Ovulatiestimulatie wordt meestal niet aanbevolen. Dit komt omdat - in de context van bevruchting - het alleen gaat om de onvruchtbaarheid van één partner of de onvruchtbaarheid heeft vaak helemaal geen (voor de hand liggende) reden. Wie toch kiest voor stimulatie loopt automatisch een verhoogd risico op meerlingzwangerschap.
Als de arts - in overleg met de patiënt - beslist over een natuurlijke cyclus, wordt intra-uteriene bevruchting zodanig uitgevoerd dat deze wordt toegepast op het moment van de eisprong. Door middel van echoscopisch onderzoek en hormoonbepalingen bepaalt de arts het juiste moment. Bevruchting vindt in de regel plaats tussen de 12e en 15e dag van de menstruatiecyclus. Als de arts een gestimuleerde cyclus aanbeveelt, wordt medicatie ingenomen om de eicellen te helpen rijpen. Die worden voorgeschreven als tabletten of in spuiten.
Ook hier worden echoscopisch onderzoek gedaan zodat de arts kan zien of de eicellen aan het rijpen zijn en op welk tijdstip hij voor bevruchting kan kiezen. Ovulatie wordt veroorzaakt door een injectiespuit (de zogenaamde humane chorioninegonadotrofine-injectiespuit, die het hCG-hormoon bevat). De partner daarentegen moet een spermastaal afgeven; dit kan soms worden "gewassen" zodat de medische professionals het beste sperma kunnen vinden. Vervolgens plaatst de arts het sperma - met behulp van een katheter - in de baarmoederhals.
Als de redenen voor de onvervulde kinderwens niet bekend of onduidelijk zijn, wordt er onder andere meer vocht gebruikt, zodat het sperma gemakkelijker door de eileiders kan glijden. Deze techniek zorgt ervoor dat de behandeling een paar minuten langer duurt. Uit de statistieken blijkt echter dat deze procedure vaak grotere kansen met zich meebrengt.

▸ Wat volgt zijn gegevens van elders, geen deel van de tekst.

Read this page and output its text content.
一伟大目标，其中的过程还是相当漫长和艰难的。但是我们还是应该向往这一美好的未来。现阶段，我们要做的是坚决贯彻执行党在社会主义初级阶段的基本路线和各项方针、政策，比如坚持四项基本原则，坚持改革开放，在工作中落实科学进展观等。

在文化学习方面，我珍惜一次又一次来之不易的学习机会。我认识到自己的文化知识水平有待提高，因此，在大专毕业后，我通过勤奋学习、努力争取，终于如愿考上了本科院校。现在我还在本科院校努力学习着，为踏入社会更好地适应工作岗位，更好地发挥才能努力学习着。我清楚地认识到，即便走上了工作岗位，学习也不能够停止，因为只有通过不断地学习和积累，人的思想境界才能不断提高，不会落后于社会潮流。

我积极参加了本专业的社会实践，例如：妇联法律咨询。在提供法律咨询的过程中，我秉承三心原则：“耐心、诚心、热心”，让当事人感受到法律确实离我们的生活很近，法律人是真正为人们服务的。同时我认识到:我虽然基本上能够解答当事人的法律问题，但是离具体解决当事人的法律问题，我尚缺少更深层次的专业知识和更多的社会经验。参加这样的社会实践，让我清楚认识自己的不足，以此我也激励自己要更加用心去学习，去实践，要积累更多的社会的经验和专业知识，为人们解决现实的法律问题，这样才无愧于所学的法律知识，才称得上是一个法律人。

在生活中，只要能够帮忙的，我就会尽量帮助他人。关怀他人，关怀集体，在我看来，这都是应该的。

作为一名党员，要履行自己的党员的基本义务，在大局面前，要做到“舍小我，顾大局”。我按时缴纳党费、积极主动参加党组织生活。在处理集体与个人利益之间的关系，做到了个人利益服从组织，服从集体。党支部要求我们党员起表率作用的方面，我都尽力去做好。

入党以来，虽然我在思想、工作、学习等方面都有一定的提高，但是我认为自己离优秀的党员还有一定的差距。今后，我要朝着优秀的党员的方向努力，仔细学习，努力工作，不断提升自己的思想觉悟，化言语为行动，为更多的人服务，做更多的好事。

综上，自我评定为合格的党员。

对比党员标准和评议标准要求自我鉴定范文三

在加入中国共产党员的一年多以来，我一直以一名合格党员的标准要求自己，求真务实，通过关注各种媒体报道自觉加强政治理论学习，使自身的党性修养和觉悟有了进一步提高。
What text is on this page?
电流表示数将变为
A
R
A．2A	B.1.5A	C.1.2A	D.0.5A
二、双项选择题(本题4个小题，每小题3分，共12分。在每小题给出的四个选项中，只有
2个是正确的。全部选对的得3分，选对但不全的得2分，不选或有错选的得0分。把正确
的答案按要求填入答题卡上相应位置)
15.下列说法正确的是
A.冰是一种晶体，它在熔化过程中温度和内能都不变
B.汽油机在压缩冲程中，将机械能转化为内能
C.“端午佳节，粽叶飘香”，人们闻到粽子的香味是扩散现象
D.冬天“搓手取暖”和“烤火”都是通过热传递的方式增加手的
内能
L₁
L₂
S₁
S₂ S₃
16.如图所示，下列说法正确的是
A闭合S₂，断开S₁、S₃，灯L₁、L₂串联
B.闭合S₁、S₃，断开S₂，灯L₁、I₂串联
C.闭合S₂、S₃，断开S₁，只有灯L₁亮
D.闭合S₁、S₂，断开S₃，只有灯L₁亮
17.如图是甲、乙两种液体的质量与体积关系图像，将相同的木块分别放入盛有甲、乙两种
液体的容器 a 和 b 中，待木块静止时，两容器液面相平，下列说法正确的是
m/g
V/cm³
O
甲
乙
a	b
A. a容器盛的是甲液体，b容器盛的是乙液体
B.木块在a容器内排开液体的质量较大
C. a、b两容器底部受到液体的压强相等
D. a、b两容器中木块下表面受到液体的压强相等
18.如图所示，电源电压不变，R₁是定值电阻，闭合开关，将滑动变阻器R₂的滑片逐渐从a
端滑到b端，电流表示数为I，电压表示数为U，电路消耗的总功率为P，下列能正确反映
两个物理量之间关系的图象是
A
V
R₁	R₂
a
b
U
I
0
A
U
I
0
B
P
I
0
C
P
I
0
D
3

Na de behandeling rust de vrouw. Niettemin moet het leven op de gebruikelijke manier doorgaan. Na ongeveer twee weken zal een zwangerschapstest u vertellen of de poging heeft gewerkt of niet. Het slagingspercentage van intra-uteriene inseminatie hangt ook af van de redenen voor onvruchtbaarheid. Soms speelt ook leeftijd een belangrijke rol. Zelfs problemen met het baarmoederhalsslijm - in combinatie met eventuele spermaproblemen - kunnen het slagingspercentage heel goed verminderen. Volgens statistieken is het slagingspercentage - met behulp van medicatie - ongeveer 15 procent per cyclus. Als er bijvoorbeeld tijdens de eerste drie pogingen geen zwangerschap is opgetreden, is de kans dat de bevruchting op deze manier werkt zeer klein. Daarna zijn de manieren van kunstmatige inseminatie echter open.
Risico's, bijwerkingen en gevaren
Omdat het tijdstip - in het kader van intra-uteriene bevruchting - buitengewoon belangrijk is, moet de partner natuurlijk in staat zijn om sperma te produceren als het "zijn beurt" is. Dit kan voor veel mannen soms een psychologische last zijn. Bovendien vinden veel vrouwen het inbrengen van de katheter ongemakkelijk. Veel patiënten klagen ook over enorme psychologische stress als onderdeel van de procedure.
Als bijvoorbeeld cycli worden gestimuleerd, bestaat ook het risico dat het ovariële hyperstimulatiesyndroom - het zogenaamde OHSS - optreedt. De eierstokken reageren erg sterk op de medicijnen, die vervolgens verantwoordelijk zijn voor de eisprong. Naarmate het proces vordert, zwellen de eierstokken op; Vloeistof dringt de buik van de vrouw binnen. Dit betekent dat er gewicht wordt gewonnen, de vrouw een opgeblazen gevoel heeft en klaagt over een vol gevoel.
Dat risico is echter erg laag bij intra-uteriene inseminaties, aangezien de stimulaties - als ze al worden uitgevoerd - zeer zachtaardig en mild zijn. Uiteindelijk proberen de doktoren maximaal één of twee follikels te creëren. Als hyperstimulatie wordt vermoed, moet de arts worden geraadpleegd. Tijdens hyperstimulatie moet intra-uteriene insemnatie worden vermeden.